I've already published an article or two about this device, but I've recently gotten a kill-a-watt and used it to measure the power usage on my Silent MythTV Frontend.
A Kill-a-Watt is a device that measures power usage at an outlet. I'll be measuring a few things with it that I'll probably be posting about over the next few months.
Anyway, my Silent MythTV Frontend only uses 20-21 watts while playing video. At idle, we're at 16 watts. I quite pleased. Addinally, what I was using before averages about 80 watts.
I know you're probably smart enough to do the math, but that's about 75%-80% power savings. 60-64 watts may not sound like much, but would you leave a 60 watt light bulb running 24 hours a day if you didn't have to?
Based on an online power calculator I found, that equates to about $4.37 per month in power bill savings, or about $50 per year.
This probably isn't the best way to rationalize building a system like this, but the power savings would pay for the cost of the system in about 6 years.
In addition to the power savings, the real reason I built it is that it's 100% silent. For a place where PC noise isn't welcome, like a bedroom, it's a perfect solution.
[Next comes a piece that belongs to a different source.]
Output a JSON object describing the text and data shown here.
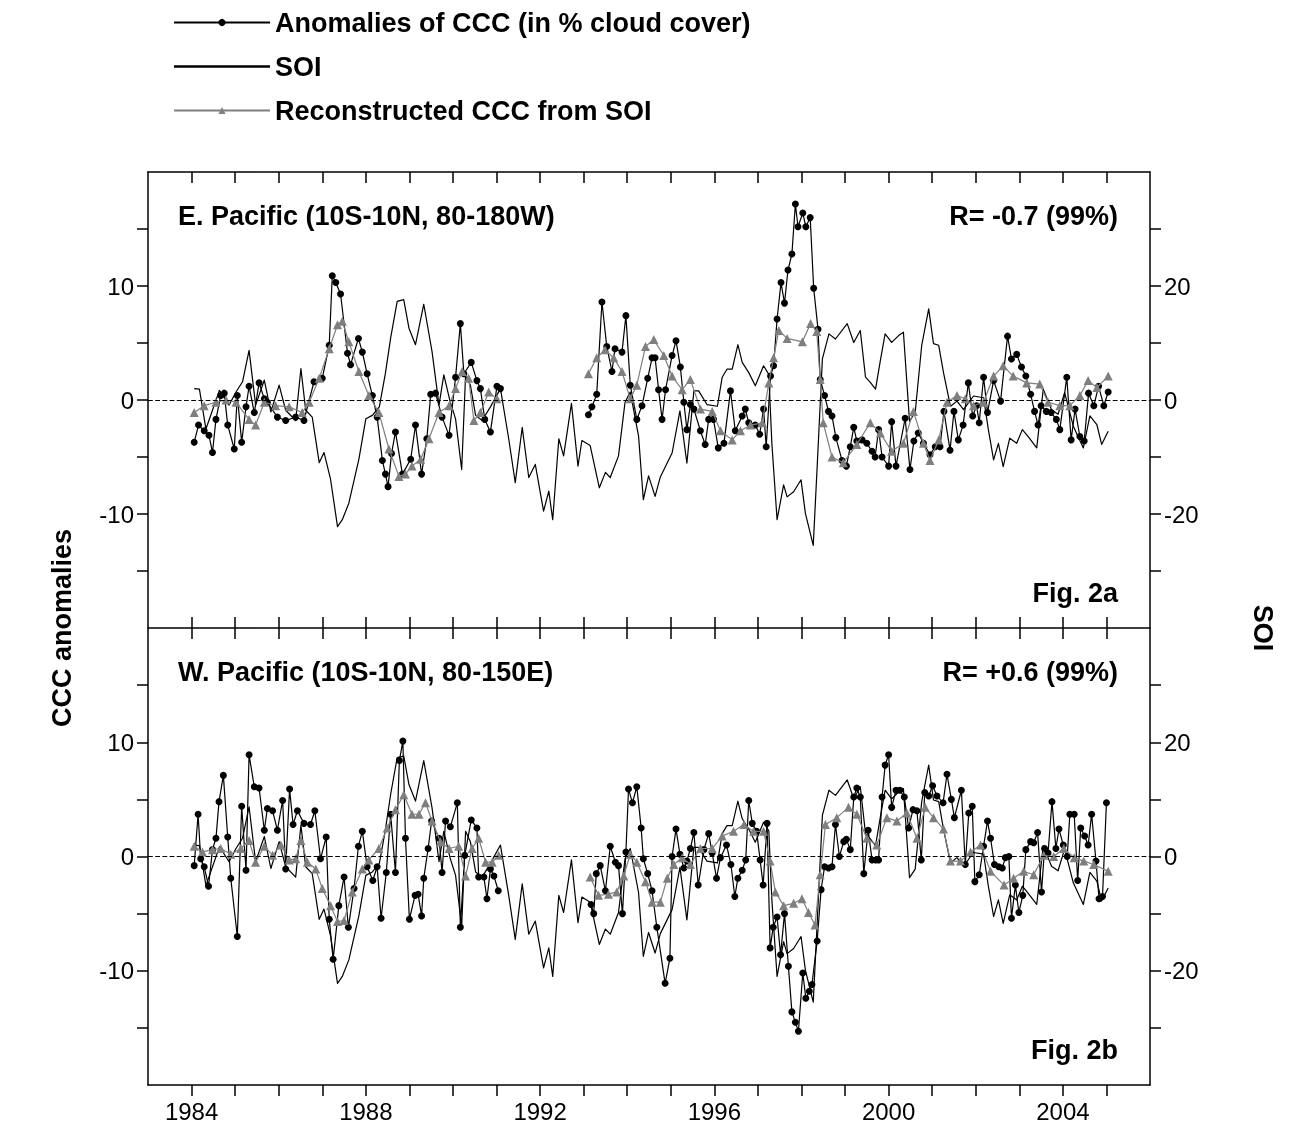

The silence is golden, and the energy saving are a nice plus I didn't count on.
My next project is to try out building a MythTV backend on the same Via EPIA platform. It won't be silent, but I'm curious what type of power savings I can achieve.

Did you try to play any HD
Did you try to play any HD recordings on your frontend ?
If so how does it handle it, any stutter ?
I had a XBOX with XBMC to watch my recordings but it doesn't have enough horsepower to decode HD smoothly...
No HD
I don't have an HDTV (yet), but I have seen forum and mailing list postings that seem to indicate that this motherboard can't handle HDTV.
For now since I don't have HDTV, it's not a big deal for me.